In contexts of weak tenure security, project interventions often cannot effectively ensure against negative impacts without complementary investments in strengthening broader frameworks and capacities for land tenure and resource governance. For example, ensuring that indigenous territorial rights are not infringed may require support to the capacity of indigenous organizations to defend their rights in relation to other actors or land uses (against encroachment and competing claims), or support for the demarcation and registration of indigenous lands. Similarly, guarding against compulsory displacement may require investments in the capacity of relevant government agencies or processes to strengthen national legislation regarding alternative approaches and compensation. The emphasis in the recently enacted Girls Count Act on supporting key ministries to strengthen property rights and land tenure security also reflects this orientation towards strengthening governance contexts.
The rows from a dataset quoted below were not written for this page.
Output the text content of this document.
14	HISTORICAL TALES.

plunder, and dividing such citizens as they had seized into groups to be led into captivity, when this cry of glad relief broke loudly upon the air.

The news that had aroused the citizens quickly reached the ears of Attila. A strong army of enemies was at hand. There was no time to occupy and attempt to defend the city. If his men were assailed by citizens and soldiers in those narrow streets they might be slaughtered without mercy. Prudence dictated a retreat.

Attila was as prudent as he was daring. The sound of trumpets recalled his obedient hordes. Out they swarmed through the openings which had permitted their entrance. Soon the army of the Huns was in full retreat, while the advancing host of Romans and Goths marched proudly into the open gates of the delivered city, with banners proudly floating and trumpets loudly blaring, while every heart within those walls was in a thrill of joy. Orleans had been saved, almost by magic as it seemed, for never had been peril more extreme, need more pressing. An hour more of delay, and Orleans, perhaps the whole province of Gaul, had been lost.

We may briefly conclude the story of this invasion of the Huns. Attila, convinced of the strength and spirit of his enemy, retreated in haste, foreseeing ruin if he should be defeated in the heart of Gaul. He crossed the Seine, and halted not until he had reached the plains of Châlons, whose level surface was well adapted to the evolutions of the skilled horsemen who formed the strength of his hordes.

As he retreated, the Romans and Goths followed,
The need for these complementary investments reflects the fact that risks of adverse social impacts are in large part a function of the broader governance environment within which projects are designed and implemented (Springer and Campese 2008).

Monitor Social Impacts as Part of Project Interventions, and Adapt Accordingly

As projects are implemented, it is good practice to monitor the potential social impacts identified in the SIA as an integral part of overall project monitoring. Effective monitoring depends on development of indicators to measure social impacts. The process of developing and monitoring these indicators should also be participatory, involving project affected people. Monitoring must then feed into an ongoing process of adaptive management, including corrective action where monitoring identifies unanticipated social impacts or ineffective measures to address them.

Establish Accessible and Effective Grievance Mechanisms

As a complement to proactive tracking of impacts through monitoring systems, grievance mechanisms enable affected communities to raise their concerns regarding development projects, and guarantee that they will receive a response. Grievance mechanisms typically operate at two levels – project and institutional. Establishing good practices for project-level grievance mechanisms would include ensuring that they are: 1) proportional to the project’s risk of adverse impacts; 2) culturally appropriate; 3) accessible to communities; 4) transparent and accountable; and that they 5) protect against retribution and do not impede judicial remedies (IFC 2009; CAO 2008; USAID n.d.; Boudreaux and Neyman 2015). Institutional grievance mechanisms provide recourse for affected communities whose complaints are not resolved at the project level, and enable institutional oversight, learning, and iterative strengthening of complaints resolution processes.

Conclusion

These measures provide important safeguards against potential adverse, land-related social impacts of USAID-supported development projects. Taking account of these social impacts is essential to ensure that projects do not inadvertently cause harm, undermine USAID’s development objectives, contravene existing policy commitments, or erode public support for USAID operations. Moreover, actions to address social impacts contribute to enhancing the overall tenure and resource governance benefits of projects to communities, thus providing a foundation for realizing a wide range of poverty reduction, indigenous rights, women’s empowerment, ecosystem management, and climate change goals.